Dutch heave compensation specialist Seaqualize executed the world’s first offshore transfer lifts of wind turbine components from a heaving supply vessel. Its newly developed offshore lifting device, the Heave Chief 1100, is deployed by DEME Offshore US.

Together with the feeder barge solution developed by DEME Offshore US with partners Barge Master, Foss Maritime and Seaqualize, and the operators and equipment from GE Renewables, this technology will ensure that the Halliade X 13 MW turbines can be installed year round, to form the first commercial scale wind farm installation project in the USA, Vineyard Wind.

Also read: Seaqualize supplies DEME with offshore lifting tool for US offshore wind project

Heave compensation

Over the last years, many have spoken about how to execute safe and continuous feeder barge operations: the supply of wind turbine components on a heaving supply vessel to a jacked up installation crane vessel, out in the open Atlantic Ocean preferably year round. Now, it’s finally been done.

The team of DEME Offshore, GE Renewables, Barge Master, Foss Maritime, Seaqualize and many other US partners both on and offshore, have transferred and installed the first turbines, and are working closely together to get the other turbines out in the water. Each turbine is transported in separate components from the supply harbour to DEME’s installation vessel Sea Installer.

Seaqualize is responsible for executing the fast lift from the barge to the installation vessel, while compensating for heave motions. Never before have such delicate, but heavy lifts been done, under safe compensation, and with full active heave control. It now needs to be done hundreds of times more in the upcoming months, to make sure the team can keep installing wind turbines all year round, even in adverse weather conditions.

Also read: Seaqualize and Van Oord trial world’s first inline Active Heave Compensator

Compensating heave motions up to 3.5 metres

Seaqualize develops and operates inline Balanced Heave Compensators, a next generation lifting tool specifically designed for heavy lift, in-air active load control. The newest HC1100 is capable of compensating and fast lifting 1100 mt, required to balance turbine components of the 15-MW generation.
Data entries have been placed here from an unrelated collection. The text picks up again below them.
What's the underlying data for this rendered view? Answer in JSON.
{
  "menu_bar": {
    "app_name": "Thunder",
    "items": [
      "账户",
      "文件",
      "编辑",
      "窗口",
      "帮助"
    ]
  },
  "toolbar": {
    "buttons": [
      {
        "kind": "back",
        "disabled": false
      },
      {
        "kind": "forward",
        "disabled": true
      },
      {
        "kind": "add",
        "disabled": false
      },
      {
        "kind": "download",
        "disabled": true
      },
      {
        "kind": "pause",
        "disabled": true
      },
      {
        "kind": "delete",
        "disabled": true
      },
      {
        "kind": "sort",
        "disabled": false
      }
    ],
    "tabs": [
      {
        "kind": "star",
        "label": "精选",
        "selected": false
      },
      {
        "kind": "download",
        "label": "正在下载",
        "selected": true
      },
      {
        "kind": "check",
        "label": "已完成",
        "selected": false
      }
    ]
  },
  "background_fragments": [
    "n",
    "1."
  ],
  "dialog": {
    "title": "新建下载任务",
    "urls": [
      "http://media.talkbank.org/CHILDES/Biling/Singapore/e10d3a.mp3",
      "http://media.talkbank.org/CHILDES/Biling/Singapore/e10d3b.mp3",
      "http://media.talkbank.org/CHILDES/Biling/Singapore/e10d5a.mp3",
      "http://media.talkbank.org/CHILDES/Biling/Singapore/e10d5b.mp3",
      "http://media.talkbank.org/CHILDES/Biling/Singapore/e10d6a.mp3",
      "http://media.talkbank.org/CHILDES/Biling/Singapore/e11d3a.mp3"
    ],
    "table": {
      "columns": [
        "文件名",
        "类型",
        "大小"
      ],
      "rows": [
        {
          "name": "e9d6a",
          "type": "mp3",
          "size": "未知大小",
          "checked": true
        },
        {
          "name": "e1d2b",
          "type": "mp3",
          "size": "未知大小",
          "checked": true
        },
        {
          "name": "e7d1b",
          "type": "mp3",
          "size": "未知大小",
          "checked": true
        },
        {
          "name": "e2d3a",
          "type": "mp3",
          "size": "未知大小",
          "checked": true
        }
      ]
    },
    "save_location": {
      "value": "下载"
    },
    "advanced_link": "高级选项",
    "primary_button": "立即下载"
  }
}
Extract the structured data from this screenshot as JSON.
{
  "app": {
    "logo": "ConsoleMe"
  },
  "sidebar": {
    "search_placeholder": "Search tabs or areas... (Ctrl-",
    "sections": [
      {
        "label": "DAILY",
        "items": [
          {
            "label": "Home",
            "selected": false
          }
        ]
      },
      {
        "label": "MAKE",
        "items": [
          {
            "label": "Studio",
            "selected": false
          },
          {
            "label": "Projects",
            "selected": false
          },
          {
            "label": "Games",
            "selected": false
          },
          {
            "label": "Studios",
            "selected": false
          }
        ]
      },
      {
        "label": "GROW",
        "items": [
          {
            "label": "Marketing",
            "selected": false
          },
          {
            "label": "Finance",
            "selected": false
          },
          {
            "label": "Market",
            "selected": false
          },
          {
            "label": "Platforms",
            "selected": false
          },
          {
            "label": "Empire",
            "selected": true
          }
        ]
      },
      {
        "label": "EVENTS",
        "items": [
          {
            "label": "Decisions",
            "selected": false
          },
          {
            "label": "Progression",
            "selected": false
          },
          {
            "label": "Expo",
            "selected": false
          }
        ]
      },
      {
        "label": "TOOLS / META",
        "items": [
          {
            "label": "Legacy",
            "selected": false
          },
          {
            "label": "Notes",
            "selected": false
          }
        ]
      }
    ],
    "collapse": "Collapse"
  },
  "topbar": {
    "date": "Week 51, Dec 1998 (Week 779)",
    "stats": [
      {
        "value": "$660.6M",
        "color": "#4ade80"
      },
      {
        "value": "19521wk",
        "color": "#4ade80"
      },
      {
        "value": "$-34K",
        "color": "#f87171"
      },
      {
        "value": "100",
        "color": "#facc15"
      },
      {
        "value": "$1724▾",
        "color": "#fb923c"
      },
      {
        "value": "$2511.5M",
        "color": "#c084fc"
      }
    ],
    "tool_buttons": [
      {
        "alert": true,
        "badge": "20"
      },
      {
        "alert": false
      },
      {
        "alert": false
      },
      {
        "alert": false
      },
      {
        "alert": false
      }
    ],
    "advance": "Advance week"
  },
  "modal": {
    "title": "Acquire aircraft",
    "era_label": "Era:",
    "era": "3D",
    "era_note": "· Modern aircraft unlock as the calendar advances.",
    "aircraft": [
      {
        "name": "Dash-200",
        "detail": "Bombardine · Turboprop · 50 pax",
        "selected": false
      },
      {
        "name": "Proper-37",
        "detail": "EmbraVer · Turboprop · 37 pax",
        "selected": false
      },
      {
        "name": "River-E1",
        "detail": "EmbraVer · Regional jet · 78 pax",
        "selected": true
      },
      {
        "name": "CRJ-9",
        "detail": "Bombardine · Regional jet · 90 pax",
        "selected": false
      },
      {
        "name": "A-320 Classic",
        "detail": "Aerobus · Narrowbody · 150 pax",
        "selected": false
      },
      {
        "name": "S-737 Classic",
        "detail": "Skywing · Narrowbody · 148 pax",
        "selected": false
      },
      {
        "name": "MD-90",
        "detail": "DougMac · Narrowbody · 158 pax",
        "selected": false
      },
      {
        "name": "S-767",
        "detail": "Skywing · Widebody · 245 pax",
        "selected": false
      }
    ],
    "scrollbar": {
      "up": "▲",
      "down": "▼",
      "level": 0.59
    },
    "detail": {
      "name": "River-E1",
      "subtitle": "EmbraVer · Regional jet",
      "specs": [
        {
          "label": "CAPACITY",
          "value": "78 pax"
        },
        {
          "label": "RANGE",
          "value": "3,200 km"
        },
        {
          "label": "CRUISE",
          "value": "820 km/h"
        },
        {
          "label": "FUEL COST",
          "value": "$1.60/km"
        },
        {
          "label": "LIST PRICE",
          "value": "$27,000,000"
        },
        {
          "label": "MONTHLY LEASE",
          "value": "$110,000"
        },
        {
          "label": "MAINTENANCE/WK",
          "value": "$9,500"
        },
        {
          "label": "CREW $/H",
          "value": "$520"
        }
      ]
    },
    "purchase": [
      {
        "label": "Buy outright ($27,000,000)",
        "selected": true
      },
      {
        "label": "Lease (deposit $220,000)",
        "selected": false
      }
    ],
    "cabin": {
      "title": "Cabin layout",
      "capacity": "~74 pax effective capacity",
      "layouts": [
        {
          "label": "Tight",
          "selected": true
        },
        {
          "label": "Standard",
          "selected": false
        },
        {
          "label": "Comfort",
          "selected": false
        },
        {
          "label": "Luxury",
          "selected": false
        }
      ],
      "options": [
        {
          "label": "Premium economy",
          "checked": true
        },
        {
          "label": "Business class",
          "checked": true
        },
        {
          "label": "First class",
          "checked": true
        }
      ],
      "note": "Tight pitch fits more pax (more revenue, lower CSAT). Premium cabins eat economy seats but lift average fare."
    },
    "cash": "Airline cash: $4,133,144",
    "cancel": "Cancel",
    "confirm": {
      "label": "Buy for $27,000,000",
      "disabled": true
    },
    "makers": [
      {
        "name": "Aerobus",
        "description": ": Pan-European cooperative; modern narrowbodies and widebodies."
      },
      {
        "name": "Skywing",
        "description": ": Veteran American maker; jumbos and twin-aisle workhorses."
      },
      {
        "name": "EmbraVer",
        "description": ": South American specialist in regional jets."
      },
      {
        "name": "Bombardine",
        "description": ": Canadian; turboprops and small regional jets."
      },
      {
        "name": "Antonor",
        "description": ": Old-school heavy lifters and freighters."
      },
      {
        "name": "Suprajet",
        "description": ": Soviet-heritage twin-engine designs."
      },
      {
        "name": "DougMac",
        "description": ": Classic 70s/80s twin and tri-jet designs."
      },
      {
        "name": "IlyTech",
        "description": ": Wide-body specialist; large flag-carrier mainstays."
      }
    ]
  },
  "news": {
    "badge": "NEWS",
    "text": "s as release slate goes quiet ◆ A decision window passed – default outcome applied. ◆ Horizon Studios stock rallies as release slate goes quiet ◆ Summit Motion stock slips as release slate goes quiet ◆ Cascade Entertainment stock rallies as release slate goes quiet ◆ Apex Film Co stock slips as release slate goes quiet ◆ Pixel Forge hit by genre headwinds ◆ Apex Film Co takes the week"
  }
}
Normally, such lifts would require extremely flat seas, as re-hits with the heaving barge deck, or shock loads to the lifting crane would cause serious damage.

Over the first set of lifts made so far, the HC1100 has shown it can seriously increase the workability of such operations: lifting can continue while the machine continues to fully compensate heave motions up to 3.5 metres and the first lifts showed it can fast-lift full loads at speeds of over 70 cm/s (42 m/min). For the tall tower sections of up to 70 metres high, two separate systems by Barge Master further compensate pitch and roll motions.

The HC1100 allows for flexibility in the planning of the operation. Weather conditions can impact the timing and order of the lifting sequence. For offshore crews, it is helpful to have a machine on board that is ready within minutes.

The system can easily switch between varying loads, or types of operation while remaining in the crane hook: besides fast-lifting turbine components, the HC1100 is also used to carefully place back delicate component frames to the supply vessel for the return trip, required for the next load out. This requires the machine to actively follow the motions of that barge vessel and thus greatly reducing set down speeds.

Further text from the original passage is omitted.